2章了 おやすみ、黒ドラちゃん

 馬車を降りると、黒ドラちゃんとブランは竜の姿に戻りました。ドンちゃんは眠ってしまっているので、白い布でくるんで黒ドラちゃんが背負いました。

「ブラン、今日はありがとう。とってもとっても楽しかった!」

「黒ちゃんこそ、スズロ王子を救ってくれてありがとう」

「あたし、何にもしてないよ?王子にクマン魔蜂のはちみつ舐めさせてあげられなかったし」

 そうでした。結局王子様にあげようとしたはちみつは、ゲルードが巣ごとどこかに持っていっちゃったんです。

「約束通り、今度は僕が街を案内してあげるね」

「本当!?やったー!あ、ドンちゃんも一緒に連れて行けるかな?」

 黒ドラちゃんが不安そうに言います。

「もちろん。その時にはドンちゃんのお母さんにも、ちゃんと僕からお話するよ」

「本当?!ありがとう!」

 黒ドラちゃんは嬉しくて嬉しくて、ドンちゃんを背負っていなかったらお空に飛びあがって一回転しているところでした。

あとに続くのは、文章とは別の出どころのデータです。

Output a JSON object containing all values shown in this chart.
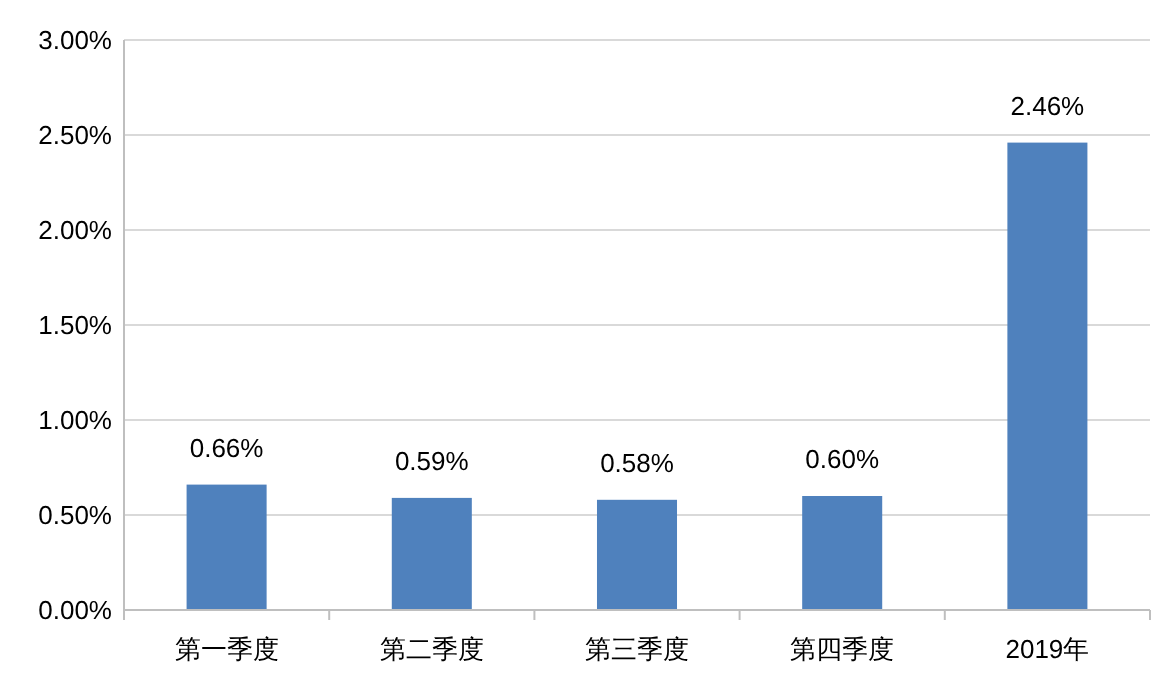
{
  "chart_data": {
    "type": "bar",
    "categories": [
      "第一季度",
      "第二季度",
      "第三季度",
      "第四季度",
      "2019年"
    ],
    "values": [
      0.66,
      0.59,
      0.58,
      0.6,
      2.46
    ],
    "value_labels": [
      "0.66%",
      "0.59%",
      "0.58%",
      "0.60%",
      "2.46%"
    ],
    "color": "#4f81bd",
    "ylim": [
      0,
      3
    ],
    "yticks": [
      {
        "value": 0,
        "label": "0.00%"
      },
      {
        "value": 0.5,
        "label": "0.50%"
      },
      {
        "value": 1,
        "label": "1.00%"
      },
      {
        "value": 1.5,
        "label": "1.50%"
      },
      {
        "value": 2,
        "label": "2.00%"
      },
      {
        "value": 2.5,
        "label": "2.50%"
      },
      {
        "value": 3,
        "label": "3.00%"
      }
    ],
    "grid": "y"
  }
}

 ブランが「またね!」と言いながら帰っていくと、黒ドラちゃんは急いでドンちゃんちの巣穴まで飛びました。もう、一番星が小さく輝きはじめています。巣穴に着くと、ドンちゃんのお母さんが心配そうに穴から顔をのぞかせていました。

「ただいま!ドンちゃんのお母さん、遅くなっちゃってごめんなさい!」

 黒ドラちゃんが背中からドンちゃんを降ろすと、お母さんはドンちゃんの匂いをふんふん嗅いでから「お帰りなさい」と言ってくれました。

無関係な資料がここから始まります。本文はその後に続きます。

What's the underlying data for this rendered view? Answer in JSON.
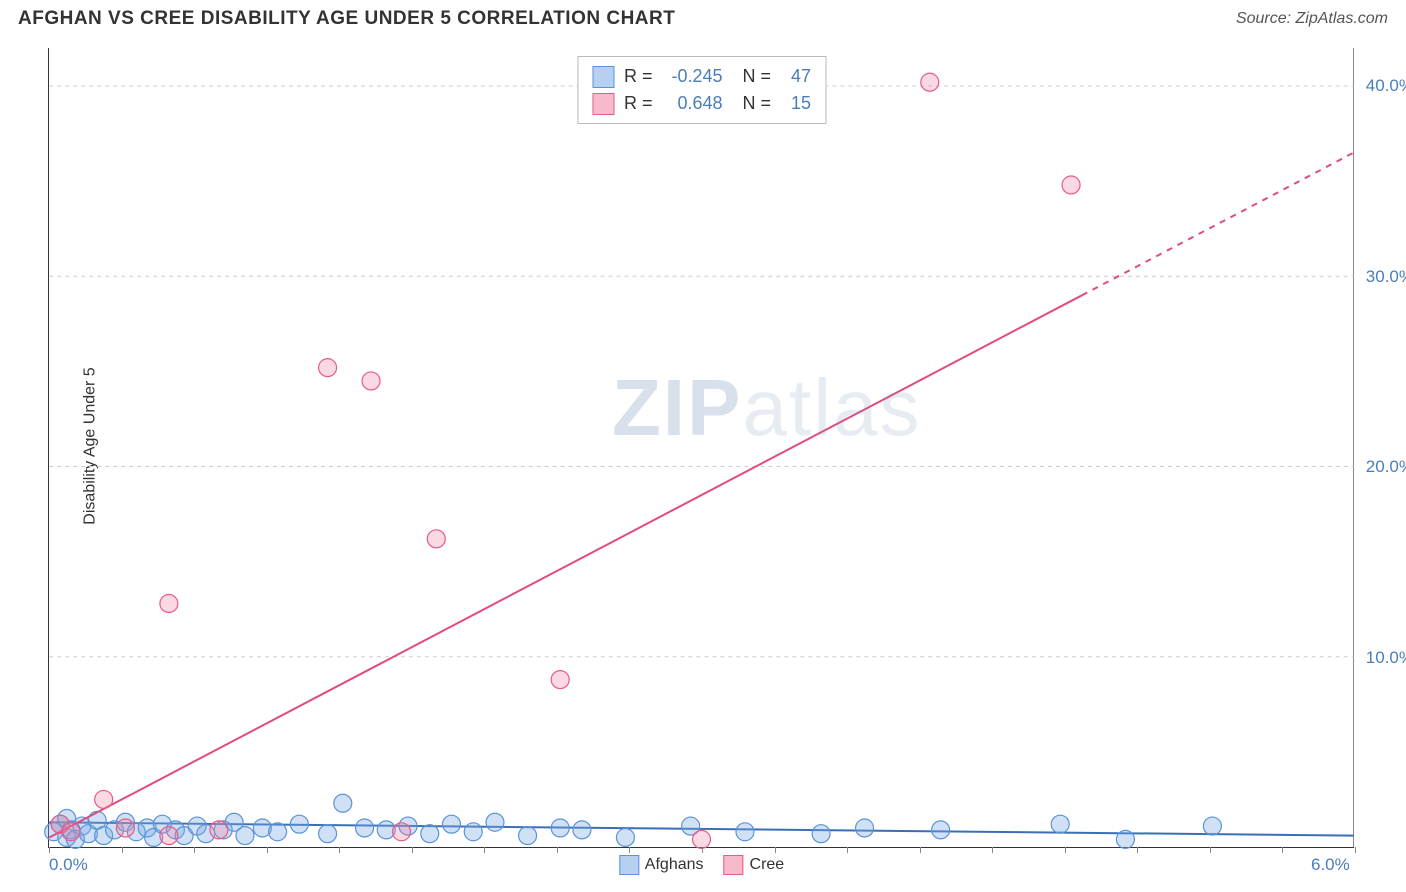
{
  "title": "AFGHAN VS CREE DISABILITY AGE UNDER 5 CORRELATION CHART",
  "source": "Source: ZipAtlas.com",
  "ylabel": "Disability Age Under 5",
  "watermark_a": "ZIP",
  "watermark_b": "atlas",
  "chart": {
    "type": "scatter",
    "background": "#ffffff",
    "grid_color": "#cccccc",
    "grid_dash": "4 4",
    "axis_color": "#333333",
    "tick_font_color": "#4a7ebb",
    "tick_fontsize": 17,
    "x": {
      "min": 0.0,
      "max": 6.0,
      "ticks": [
        0.0,
        6.0
      ],
      "labels": [
        "0.0%",
        "6.0%"
      ]
    },
    "y": {
      "min": 0.0,
      "max": 42.0,
      "ticks": [
        10.0,
        20.0,
        30.0,
        40.0
      ],
      "labels": [
        "10.0%",
        "20.0%",
        "30.0%",
        "40.0%"
      ]
    },
    "marker_radius": 9,
    "marker_stroke_width": 1.2,
    "line_width": 2,
    "series": [
      {
        "name": "Afghans",
        "color_fill": "rgba(120,170,230,0.35)",
        "color_stroke": "#5a93d6",
        "line_color": "#3b6fb5",
        "R": "-0.245",
        "N": "47",
        "trend": {
          "x1": 0.0,
          "y1": 1.3,
          "x2": 6.0,
          "y2": 0.6,
          "dash_after_x": null
        },
        "points": [
          [
            0.02,
            0.8
          ],
          [
            0.05,
            1.2
          ],
          [
            0.08,
            0.5
          ],
          [
            0.08,
            1.5
          ],
          [
            0.1,
            0.9
          ],
          [
            0.12,
            0.4
          ],
          [
            0.15,
            1.1
          ],
          [
            0.18,
            0.7
          ],
          [
            0.22,
            1.4
          ],
          [
            0.25,
            0.6
          ],
          [
            0.3,
            0.9
          ],
          [
            0.35,
            1.3
          ],
          [
            0.4,
            0.8
          ],
          [
            0.45,
            1.0
          ],
          [
            0.48,
            0.5
          ],
          [
            0.52,
            1.2
          ],
          [
            0.58,
            0.9
          ],
          [
            0.62,
            0.6
          ],
          [
            0.68,
            1.1
          ],
          [
            0.72,
            0.7
          ],
          [
            0.8,
            0.9
          ],
          [
            0.85,
            1.3
          ],
          [
            0.9,
            0.6
          ],
          [
            0.98,
            1.0
          ],
          [
            1.05,
            0.8
          ],
          [
            1.15,
            1.2
          ],
          [
            1.28,
            0.7
          ],
          [
            1.35,
            2.3
          ],
          [
            1.45,
            1.0
          ],
          [
            1.55,
            0.9
          ],
          [
            1.65,
            1.1
          ],
          [
            1.75,
            0.7
          ],
          [
            1.85,
            1.2
          ],
          [
            1.95,
            0.8
          ],
          [
            2.05,
            1.3
          ],
          [
            2.2,
            0.6
          ],
          [
            2.35,
            1.0
          ],
          [
            2.45,
            0.9
          ],
          [
            2.65,
            0.5
          ],
          [
            2.95,
            1.1
          ],
          [
            3.2,
            0.8
          ],
          [
            3.55,
            0.7
          ],
          [
            3.75,
            1.0
          ],
          [
            4.1,
            0.9
          ],
          [
            4.65,
            1.2
          ],
          [
            4.95,
            0.4
          ],
          [
            5.35,
            1.1
          ]
        ]
      },
      {
        "name": "Cree",
        "color_fill": "rgba(240,130,160,0.30)",
        "color_stroke": "#e75a8a",
        "line_color": "#e14b7e",
        "R": "0.648",
        "N": "15",
        "trend": {
          "x1": 0.0,
          "y1": 0.5,
          "x2": 6.0,
          "y2": 36.5,
          "dash_after_x": 4.75
        },
        "points": [
          [
            0.05,
            1.2
          ],
          [
            0.1,
            0.8
          ],
          [
            0.25,
            2.5
          ],
          [
            0.35,
            1.0
          ],
          [
            0.55,
            0.6
          ],
          [
            0.55,
            12.8
          ],
          [
            0.78,
            0.9
          ],
          [
            1.28,
            25.2
          ],
          [
            1.48,
            24.5
          ],
          [
            1.62,
            0.8
          ],
          [
            1.78,
            16.2
          ],
          [
            2.35,
            8.8
          ],
          [
            3.0,
            0.4
          ],
          [
            4.05,
            40.2
          ],
          [
            4.7,
            34.8
          ]
        ]
      }
    ]
  },
  "legend_top": {
    "rows": [
      {
        "swatch_fill": "rgba(120,170,230,0.55)",
        "swatch_border": "#5a93d6",
        "r_label": "R =",
        "r_val": "-0.245",
        "n_label": "N =",
        "n_val": "47"
      },
      {
        "swatch_fill": "rgba(240,130,160,0.55)",
        "swatch_border": "#e75a8a",
        "r_label": "R =",
        "r_val": "0.648",
        "n_label": "N =",
        "n_val": "15"
      }
    ]
  },
  "legend_bottom": {
    "items": [
      {
        "swatch_fill": "rgba(120,170,230,0.55)",
        "swatch_border": "#5a93d6",
        "label": "Afghans"
      },
      {
        "swatch_fill": "rgba(240,130,160,0.55)",
        "swatch_border": "#e75a8a",
        "label": "Cree"
      }
    ]
  }
}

「黒ドラちゃんも疲れたでしょう?ドンちゃんを運んでくれてありがとう」

「ううん、ドンちゃんが一緒に来てくれたから、とっても楽しかったし緊張しても大丈夫だったの」

「そう、良かった。お城はとても楽しかったのね」

「うん!」

「じゃあ、お城でのお話、明日ドンちゃんと一緒に聞かせてくれる?」

「うん!いっぱいいっぱいお話しすることあるんだよ!」

「楽しみだわ、じゃあ、また明日ね」

「うん、また明日!」

 黒ドラちゃんは、明日ドンちゃんのお母さんにお城でのお話を聞かせることを考えると、ワクワクしてしまって眠れなくなりそうでした。


お城にはキラキラの王子様が居て

王子様には妖精がたくさんついていて

でも妖精たちが離れて行って

金のクルクルはカツラになって

ゲルードは王子様に駆け寄って

はちみつをどこかへ運んで行って

それからそれから……


 全然眠れないと思っていたのに、洞に戻ってゴロンと横になると、黒ドラちゃんはそのまま夢の中へ入ってしまいました。

 


 空にはたくさんのお星さま。

 

 大きな大きな木のそばの湖で、お魚がぴちょんと跳ねました。


 丸い波紋が広がって、森は夜に包まれました。


 おやすみなさい、黒ドラちゃん。